It’s difficult to live in Wisconsin and avoid seeing green and gold anywhere. After all, they are the official team colors of the Green Bay Packer’s football team. You see Packer jerseys, Packer jackets, Packer banners, and even Packer decals throughout the state. Though I imagine it probably helps that the team is currently undefeated this season. Since their founding in 1919 by Earl “Curly” Lambeau , the team has won a total of 13 NFL championships and has won four Super Bowls. The team also has the distinction of being the only major league professional sports team in the U.S. to be community-owned and non-profit.
After each game, radio stations here will typically air shows discussing that game’s events. That’s when the residence of our happy state have a chance to voice their opinions about why the team won or lost during that particular game. To me, football teams win for the same reasons organizations succeed or fail. It comes down to some very fundamental concepts, which I would of course like to share with you.

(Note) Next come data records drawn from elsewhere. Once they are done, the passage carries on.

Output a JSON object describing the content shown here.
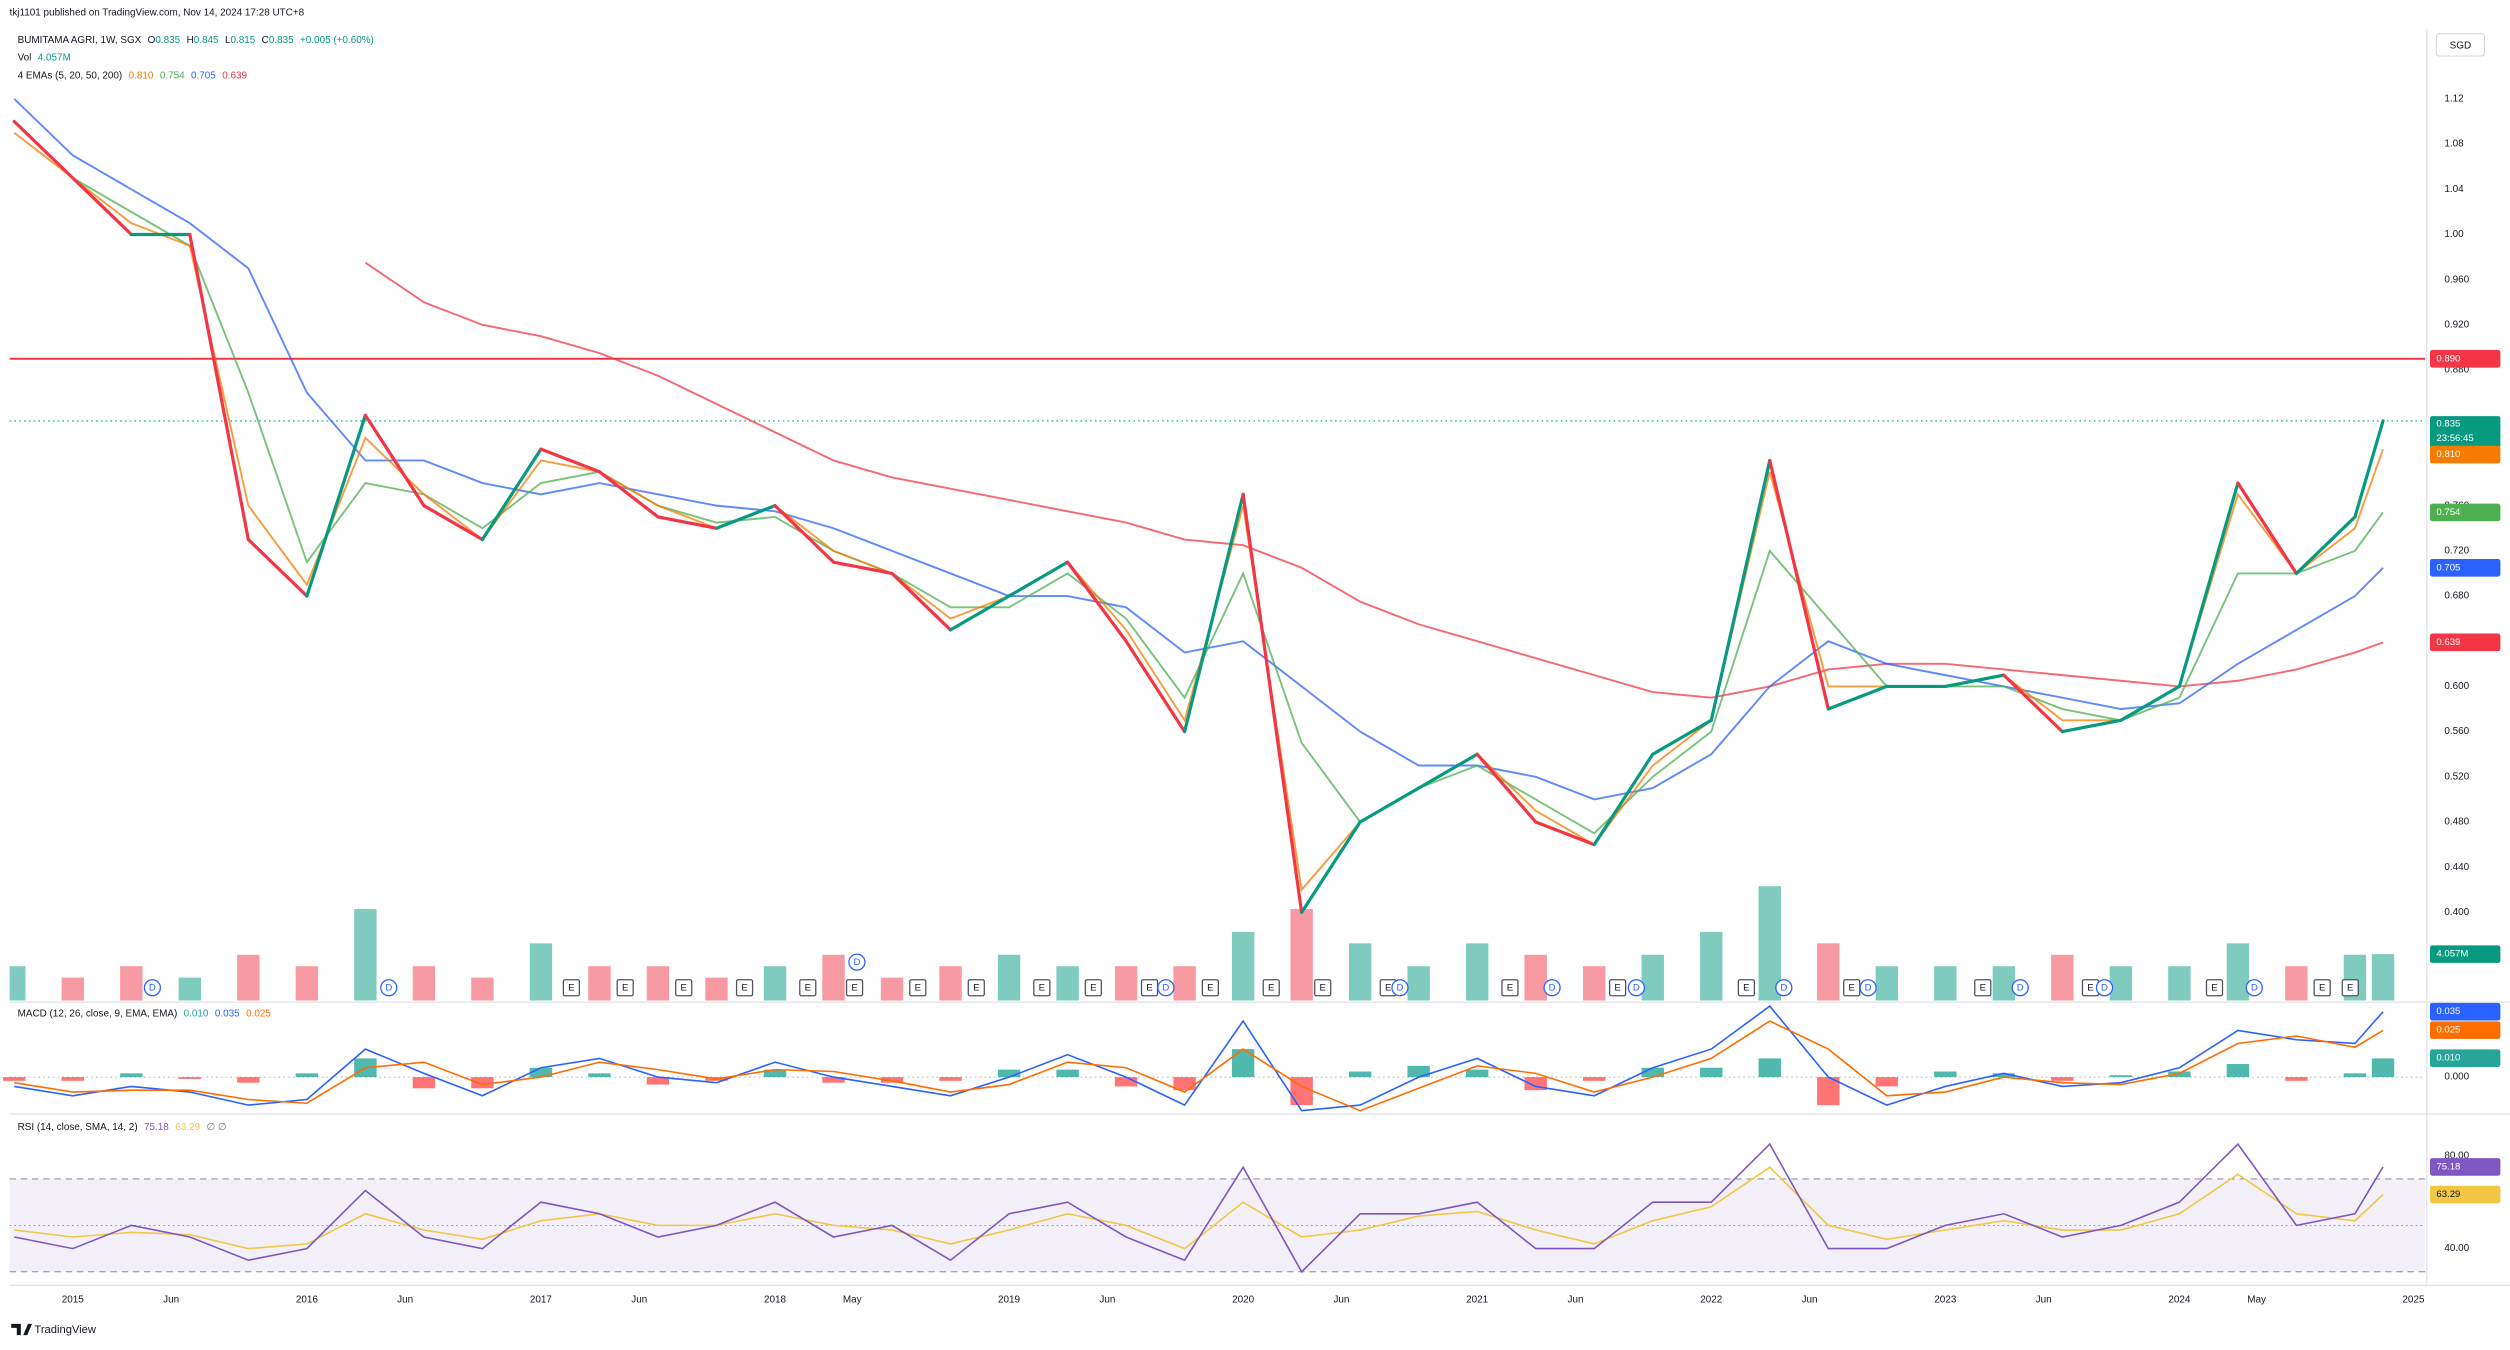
{
  "header": {
    "publisher": "tkj1101 published on TradingView.com, Nov 14, 2024 17:28 UTC+8",
    "currency": "SGD",
    "brand": "TradingView"
  },
  "chart_data": [
    {
      "type": "line",
      "title": "BUMITAMA AGRI, 1W, SGX",
      "ohlc": [
        {
          "label": "O",
          "value": 0.835
        },
        {
          "label": "H",
          "value": 0.845
        },
        {
          "label": "L",
          "value": 0.815
        },
        {
          "label": "C",
          "value": 0.835
        }
      ],
      "change": "+0.005 (+0.60%)",
      "x": [
        2014.75,
        2015,
        2015.25,
        2015.5,
        2015.75,
        2016,
        2016.25,
        2016.5,
        2016.75,
        2017,
        2017.25,
        2017.5,
        2017.75,
        2018,
        2018.25,
        2018.5,
        2018.75,
        2019,
        2019.25,
        2019.5,
        2019.75,
        2020,
        2020.25,
        2020.5,
        2020.75,
        2021,
        2021.25,
        2021.5,
        2021.75,
        2022,
        2022.25,
        2022.5,
        2022.75,
        2023,
        2023.25,
        2023.5,
        2023.75,
        2024,
        2024.25,
        2024.5,
        2024.75,
        2024.87
      ],
      "close": {
        "color": "#089981",
        "down_color": "#f23645",
        "countdown": "23:56:45",
        "values": [
          1.1,
          1.05,
          1.0,
          1.0,
          0.73,
          0.68,
          0.84,
          0.76,
          0.73,
          0.81,
          0.79,
          0.75,
          0.74,
          0.76,
          0.71,
          0.7,
          0.65,
          0.68,
          0.71,
          0.64,
          0.56,
          0.77,
          0.4,
          0.48,
          0.51,
          0.54,
          0.48,
          0.46,
          0.54,
          0.57,
          0.8,
          0.58,
          0.6,
          0.6,
          0.61,
          0.56,
          0.57,
          0.6,
          0.78,
          0.7,
          0.75,
          0.835
        ]
      },
      "emas": {
        "label": "4 EMAs (5, 20, 50, 200)",
        "series": [
          {
            "color": "#f57c00",
            "last_label": "0.810",
            "values": [
              1.09,
              1.05,
              1.01,
              0.99,
              0.76,
              0.69,
              0.82,
              0.77,
              0.73,
              0.8,
              0.79,
              0.76,
              0.74,
              0.76,
              0.72,
              0.7,
              0.66,
              0.68,
              0.71,
              0.65,
              0.57,
              0.76,
              0.42,
              0.48,
              0.51,
              0.54,
              0.49,
              0.46,
              0.53,
              0.57,
              0.79,
              0.6,
              0.6,
              0.6,
              0.61,
              0.57,
              0.57,
              0.6,
              0.77,
              0.7,
              0.74,
              0.81
            ]
          },
          {
            "color": "#4caf50",
            "last_label": "0.754",
            "values": [
              1.1,
              1.05,
              1.02,
              0.99,
              0.86,
              0.71,
              0.78,
              0.77,
              0.74,
              0.78,
              0.79,
              0.76,
              0.745,
              0.75,
              0.72,
              0.7,
              0.67,
              0.67,
              0.7,
              0.66,
              0.59,
              0.7,
              0.55,
              0.48,
              0.51,
              0.53,
              0.5,
              0.47,
              0.52,
              0.56,
              0.72,
              0.66,
              0.6,
              0.6,
              0.6,
              0.58,
              0.57,
              0.59,
              0.7,
              0.7,
              0.72,
              0.754
            ]
          },
          {
            "color": "#2962ff",
            "last_label": "0.705",
            "values": [
              1.12,
              1.07,
              1.04,
              1.01,
              0.97,
              0.86,
              0.8,
              0.8,
              0.78,
              0.77,
              0.78,
              0.77,
              0.76,
              0.755,
              0.74,
              0.72,
              0.7,
              0.68,
              0.68,
              0.67,
              0.63,
              0.64,
              0.6,
              0.56,
              0.53,
              0.53,
              0.52,
              0.5,
              0.51,
              0.54,
              0.6,
              0.64,
              0.62,
              0.61,
              0.6,
              0.59,
              0.58,
              0.585,
              0.62,
              0.65,
              0.68,
              0.705
            ]
          },
          {
            "color": "#f23645",
            "last_label": "0.639",
            "values": [
              null,
              null,
              null,
              null,
              null,
              null,
              0.975,
              0.94,
              0.92,
              0.91,
              0.895,
              0.875,
              0.85,
              0.825,
              0.8,
              0.785,
              0.775,
              0.765,
              0.755,
              0.745,
              0.73,
              0.725,
              0.705,
              0.675,
              0.655,
              0.64,
              0.625,
              0.61,
              0.595,
              0.59,
              0.6,
              0.615,
              0.62,
              0.62,
              0.615,
              0.61,
              0.605,
              0.6,
              0.605,
              0.615,
              0.63,
              0.639
            ]
          }
        ]
      },
      "volume": {
        "label": "Vol",
        "last_label": "4.057M",
        "ylim": [
          0,
          14
        ],
        "up_color": "#7fccbf",
        "down_color": "#f79aa2",
        "values": [
          3,
          2,
          3,
          2,
          4,
          3,
          8,
          3,
          2,
          5,
          3,
          3,
          2,
          3,
          4,
          2,
          3,
          4,
          3,
          3,
          3,
          6,
          8,
          5,
          3,
          5,
          4,
          3,
          4,
          6,
          10,
          5,
          3,
          3,
          3,
          4,
          3,
          3,
          5,
          3,
          4,
          4.057
        ]
      },
      "hline": {
        "value": 0.89,
        "label": "0.890",
        "color": "#f23645"
      },
      "events": [
        {
          "t": 2015.34,
          "label": "D"
        },
        {
          "t": 2016.35,
          "label": "D"
        },
        {
          "t": 2017.13,
          "label": "E"
        },
        {
          "t": 2017.36,
          "label": "E"
        },
        {
          "t": 2017.61,
          "label": "E"
        },
        {
          "t": 2017.87,
          "label": "E"
        },
        {
          "t": 2018.14,
          "label": "E"
        },
        {
          "t": 2018.34,
          "label": "E"
        },
        {
          "t": 2018.35,
          "label": "D"
        },
        {
          "t": 2018.61,
          "label": "E"
        },
        {
          "t": 2018.86,
          "label": "E"
        },
        {
          "t": 2019.14,
          "label": "E"
        },
        {
          "t": 2019.36,
          "label": "E"
        },
        {
          "t": 2019.6,
          "label": "E"
        },
        {
          "t": 2019.67,
          "label": "D"
        },
        {
          "t": 2019.86,
          "label": "E"
        },
        {
          "t": 2020.12,
          "label": "E"
        },
        {
          "t": 2020.34,
          "label": "E"
        },
        {
          "t": 2020.62,
          "label": "E"
        },
        {
          "t": 2020.67,
          "label": "D"
        },
        {
          "t": 2021.14,
          "label": "E"
        },
        {
          "t": 2021.32,
          "label": "D"
        },
        {
          "t": 2021.6,
          "label": "E"
        },
        {
          "t": 2021.68,
          "label": "D"
        },
        {
          "t": 2022.15,
          "label": "E"
        },
        {
          "t": 2022.31,
          "label": "D"
        },
        {
          "t": 2022.6,
          "label": "E"
        },
        {
          "t": 2022.67,
          "label": "D"
        },
        {
          "t": 2023.16,
          "label": "E"
        },
        {
          "t": 2023.32,
          "label": "D"
        },
        {
          "t": 2023.62,
          "label": "E"
        },
        {
          "t": 2023.68,
          "label": "D"
        },
        {
          "t": 2024.15,
          "label": "E"
        },
        {
          "t": 2024.32,
          "label": "D"
        },
        {
          "t": 2024.61,
          "label": "E"
        },
        {
          "t": 2024.73,
          "label": "E"
        }
      ],
      "xlim": [
        2014.73,
        2025.05
      ],
      "ylim": [
        0.322,
        1.182
      ],
      "yticks": [
        1.12,
        1.08,
        1.04,
        {
          "value": 1,
          "label": "1.00"
        },
        {
          "value": 0.96,
          "label": "0.960"
        },
        {
          "value": 0.92,
          "label": "0.920"
        },
        {
          "value": 0.88,
          "label": "0.880"
        },
        {
          "value": 0.76,
          "label": "0.760"
        },
        {
          "value": 0.72,
          "label": "0.720"
        },
        {
          "value": 0.68,
          "label": "0.680"
        },
        {
          "value": 0.64,
          "label": "0.640"
        },
        {
          "value": 0.6,
          "label": "0.600"
        },
        {
          "value": 0.56,
          "label": "0.560"
        },
        {
          "value": 0.52,
          "label": "0.520"
        },
        {
          "value": 0.48,
          "label": "0.480"
        },
        {
          "value": 0.44,
          "label": "0.440"
        },
        {
          "value": 0.4,
          "label": "0.400"
        }
      ],
      "xticks": [
        2015,
        {
          "value": 2015.42,
          "label": "Jun"
        },
        2016,
        {
          "value": 2016.42,
          "label": "Jun"
        },
        2017,
        {
          "value": 2017.42,
          "label": "Jun"
        },
        2018,
        {
          "value": 2018.33,
          "label": "May"
        },
        2019,
        {
          "value": 2019.42,
          "label": "Jun"
        },
        2020,
        {
          "value": 2020.42,
          "label": "Jun"
        },
        2021,
        {
          "value": 2021.42,
          "label": "Jun"
        },
        2022,
        {
          "value": 2022.42,
          "label": "Jun"
        },
        2023,
        {
          "value": 2023.42,
          "label": "Jun"
        },
        2024,
        {
          "value": 2024.33,
          "label": "May"
        },
        2025
      ]
    },
    {
      "type": "macd",
      "title": "MACD (12, 26, close, 9, EMA, EMA)",
      "ylim": [
        -0.019,
        0.0393
      ],
      "yticks": [
        {
          "value": 0,
          "label": "0.000"
        }
      ],
      "histogram": {
        "up_color": "#26a69a",
        "down_color": "#ff5252",
        "last_label": "0.010",
        "values": [
          -0.002,
          -0.002,
          0.002,
          -0.001,
          -0.003,
          0.002,
          0.01,
          -0.006,
          -0.006,
          0.005,
          0.002,
          -0.004,
          -0.002,
          0.004,
          -0.003,
          -0.003,
          -0.002,
          0.004,
          0.004,
          -0.005,
          -0.007,
          0.015,
          -0.015,
          0.003,
          0.006,
          0.004,
          -0.007,
          -0.002,
          0.005,
          0.005,
          0.01,
          -0.015,
          -0.005,
          0.003,
          0.002,
          -0.002,
          0.001,
          0.003,
          0.007,
          -0.002,
          0.002,
          0.01
        ]
      },
      "macd": {
        "color": "#2962ff",
        "last_label": "0.035",
        "values": [
          -0.005,
          -0.01,
          -0.005,
          -0.008,
          -0.015,
          -0.012,
          0.015,
          0.002,
          -0.01,
          0.005,
          0.01,
          0,
          -0.003,
          0.008,
          0,
          -0.005,
          -0.01,
          0,
          0.012,
          0,
          -0.015,
          0.03,
          -0.018,
          -0.015,
          0,
          0.01,
          -0.005,
          -0.01,
          0.005,
          0.015,
          0.038,
          0,
          -0.015,
          -0.005,
          0.002,
          -0.005,
          -0.003,
          0.005,
          0.025,
          0.02,
          0.018,
          0.035
        ]
      },
      "signal": {
        "color": "#ff6d00",
        "last_label": "0.025",
        "values": [
          -0.003,
          -0.008,
          -0.007,
          -0.007,
          -0.012,
          -0.014,
          0.005,
          0.008,
          -0.004,
          0,
          0.008,
          0.004,
          -0.001,
          0.004,
          0.003,
          -0.002,
          -0.008,
          -0.004,
          0.008,
          0.005,
          -0.008,
          0.015,
          -0.005,
          -0.018,
          -0.006,
          0.006,
          0.002,
          -0.008,
          0,
          0.01,
          0.03,
          0.015,
          -0.01,
          -0.008,
          0,
          -0.003,
          -0.004,
          0.002,
          0.018,
          0.022,
          0.016,
          0.025
        ]
      }
    },
    {
      "type": "rsi",
      "title": "RSI (14, close, SMA, 14, 2)",
      "icons": "∅ ∅",
      "ylim": [
        26.2,
        97.2
      ],
      "yticks": [
        {
          "value": 80,
          "label": "80.00"
        },
        {
          "value": 40,
          "label": "40.00"
        }
      ],
      "band": [
        30,
        70
      ],
      "midline": 50,
      "band_color": "#7e57c2",
      "rsi": {
        "color": "#7e57c2",
        "values": [
          45,
          40,
          50,
          45,
          35,
          40,
          65,
          45,
          40,
          60,
          55,
          45,
          50,
          60,
          45,
          50,
          35,
          55,
          60,
          45,
          35,
          75,
          30,
          55,
          55,
          60,
          40,
          40,
          60,
          60,
          85,
          40,
          40,
          50,
          55,
          45,
          50,
          60,
          85,
          50,
          55,
          75.18
        ]
      },
      "ma": {
        "color": "#f2c744",
        "values": [
          48,
          45,
          47,
          46,
          40,
          42,
          55,
          48,
          44,
          52,
          55,
          50,
          50,
          55,
          50,
          48,
          42,
          48,
          55,
          50,
          40,
          60,
          45,
          48,
          54,
          56,
          48,
          42,
          52,
          58,
          75,
          50,
          44,
          48,
          52,
          48,
          48,
          55,
          72,
          55,
          52,
          63.29
        ]
      }
    }
  ]
}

The first of these concepts is “Talent”. Every good organization needs to surround themselves with talented people—people that can get the job done with the resources that they have available to them. The Packers for example have had players like Mike Michalske, Don Hutson, Bart Starr, Jim Tayler, Brett Favre, Reggie White , and now Aaron Rodgers. But just having talent is not enough. Organizations need to focus on providing depth of talent in your worker pool. Like in football, unexplained things can happen. Someone might leave the organization for another, they might get injured, or they may simply retire. Having depth in your talent pool ensures that you can still manage to make the plays when you need, even when your “star players” are not able to be on the field.

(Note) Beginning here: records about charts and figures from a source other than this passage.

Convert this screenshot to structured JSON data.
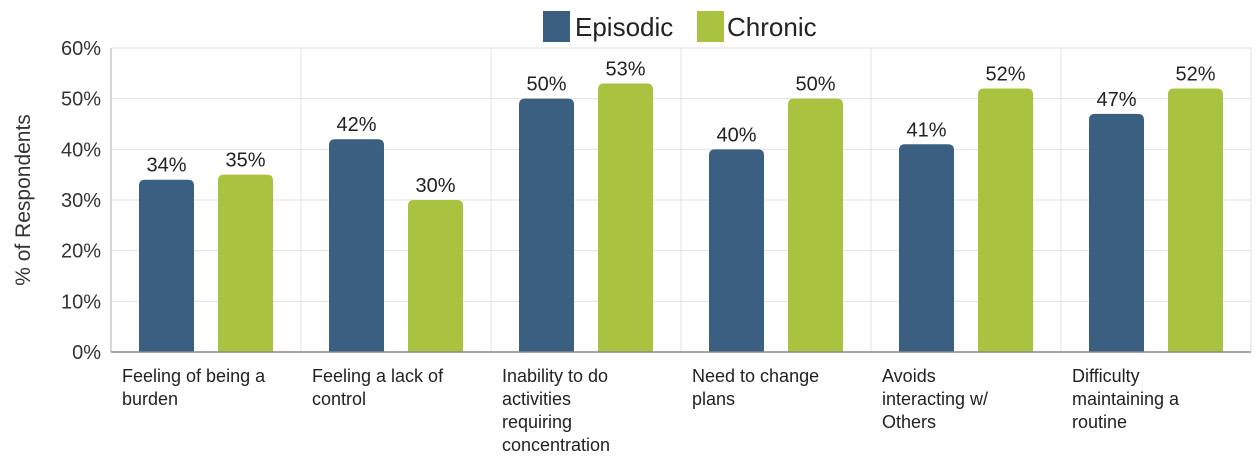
{
  "chart_data": {
    "type": "bar",
    "title": "",
    "xlabel": "",
    "ylabel": "% of Respondents",
    "ylim": [
      0,
      60
    ],
    "yticks": [
      "0%",
      "10%",
      "20%",
      "30%",
      "40%",
      "50%",
      "60%"
    ],
    "grid": true,
    "legend_position": "top-center",
    "categories": [
      [
        "Feeling of being a",
        "burden"
      ],
      [
        "Feeling a lack of",
        "control"
      ],
      [
        "Inability to do",
        "activities",
        "requiring",
        "concentration"
      ],
      [
        "Need to change",
        "plans"
      ],
      [
        "Avoids",
        "interacting w/",
        "Others"
      ],
      [
        "Difficulty",
        "maintaining a",
        "routine"
      ]
    ],
    "series": [
      {
        "name": "Episodic",
        "color": "#3b5f80",
        "values": [
          34,
          42,
          50,
          40,
          41,
          47
        ],
        "labels": [
          "34%",
          "42%",
          "50%",
          "40%",
          "41%",
          "47%"
        ]
      },
      {
        "name": "Chronic",
        "color": "#a9c23f",
        "values": [
          35,
          30,
          53,
          50,
          52,
          52
        ],
        "labels": [
          "35%",
          "30%",
          "53%",
          "50%",
          "52%",
          "52%"
        ]
      }
    ]
  }
}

This brings us to our next point. You cannot simply rely on a few players to pull out a win every time. It requires “Teamwork” and a willingness to share the burdens of failure, and those of victory as well. What fascinates me about the Packers this year is how the team has really pulled together as a winning unit. In the post-game interviews, you often hear a player talking about the entire team’s performance or complimenting other players for their contributions during the game. So instead of egos, it about winning. In the last game for example, the quarterback Aaron Rodgers could have easily attempted to pad his rating by staying in the game. But instead, he graciously allowed his backup to lead the team for the last part of the game. And then there’s receiver Donald Driver, who could easily complain that he needs more throws to him so he can increase his reception count before he eventually retires. But instead, Mr. Driver puts out a consistent performance every game and lets players like Greg Jennings and Jordy Nelson share in the spotlight. Does your organization have people willing to help others in the organization succeed? Or do you have people who want recognition for their performance even though others were involved? Is your worker pool flexible enough and generous enough to get the job done as a team?

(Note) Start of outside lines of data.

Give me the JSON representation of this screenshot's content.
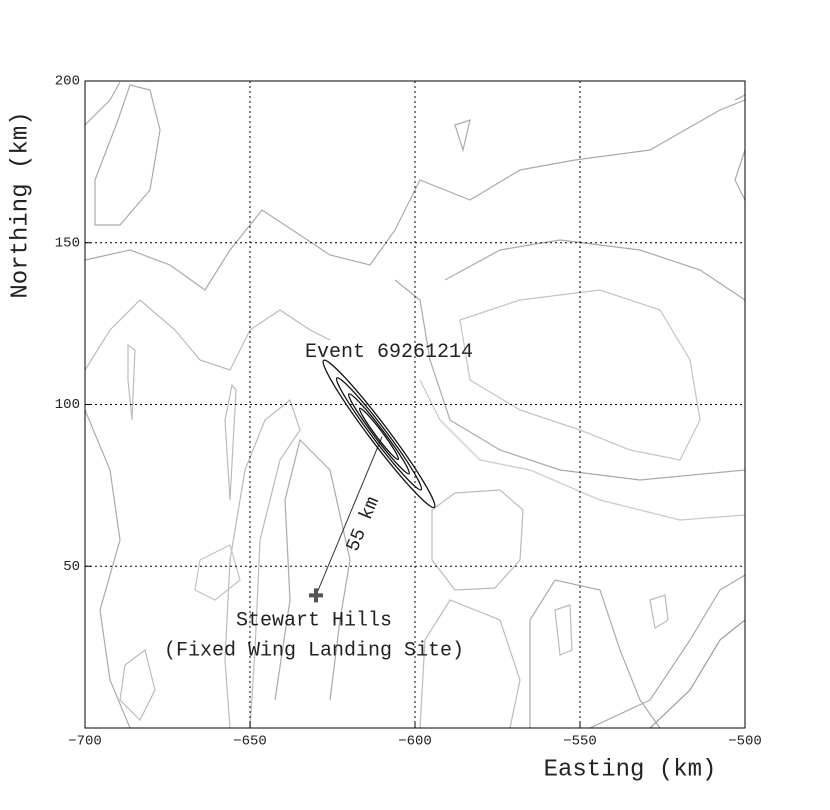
{
  "chart_data": {
    "type": "scatter",
    "x_label": "Easting (km)",
    "y_label": "Northing (km)",
    "xlim": [
      -700,
      -500
    ],
    "xticks": [
      {
        "value": -700,
        "label": "−700"
      },
      {
        "value": -650,
        "label": "−650"
      },
      {
        "value": -600,
        "label": "−600"
      },
      {
        "value": -550,
        "label": "−550"
      },
      {
        "value": -500,
        "label": "−500"
      }
    ],
    "ylim": [
      0,
      200
    ],
    "yticks": [
      50,
      100,
      150,
      200
    ],
    "grid": true,
    "event": {
      "label": "Event 69261214",
      "x": -610,
      "y": 90,
      "color": "#111111"
    },
    "site": {
      "label": "Stewart Hills",
      "sublabel": "(Fixed Wing Landing Site)",
      "x": -630,
      "y": 41,
      "color": "#555555"
    },
    "distance_label": "55 km"
  }
}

And it really helps to be able to “change up the plays” from time to time. If your team is known for doing a certain thing, a certain way, every time, it is easy to predict what they will do next. Opponents can predict what your organization will do and then counter that strategy with one of their own. If you keep your organization nimble and flexible, your opponents are kept off-guard and you will have an advantage over them. But this means you must have a team that is able to cope with the changes that you make on your path to victory.
It might help to establish some type of “Strong Leadership” in your winning organization. When you have talented people and good teamwork, sometimes the team starts doing things that you might not expect. In football, this amounts to changing the play at the line. This may work in certain situations, and it might actually be necessary, like in a blitz-type situation where the team is suddenly and unexpectedly overwhelmed. In these situations, you want your team to be able to make a quick adjustment to get out of trouble. But ultimately, you need a game plan and someone like a head coach to make the overall decisions. You need someone that will look beyond the currently play—someone that is looking at the entire game or season. Basically, you need a leader.
One of the things that a good leader does in football is manage the time effectively. “Time Management” is a key component to winning football games. This is why you see teams run the ball when they are several scores ahead of the other team. This is also why you see hurry-up offenses when the team is behind. It’s all about managing the time you have effectively, and this is no different in organizations outside of sports. Setting deadlines, meeting milestones, and establishing schedules are all important to having a winning organization. Unlike football though, if you mismanage your time, you don’t just lose the game, you could lose valuable resources and money.
So, there you have it. Those were my top reasons why I think the Packers are doing well this season. And they are like any organization. Where our organization may have a goal to sell more widgets in the coming year, the Packers are looking to make it to the next Superbowl and win it. I have no doubt that they can achieve that goal, if they continue to keep have a team with Talent, Teamwork and Strong Leadership, as well as the ability to Change-Up the Plays and can maintain affective Time Management.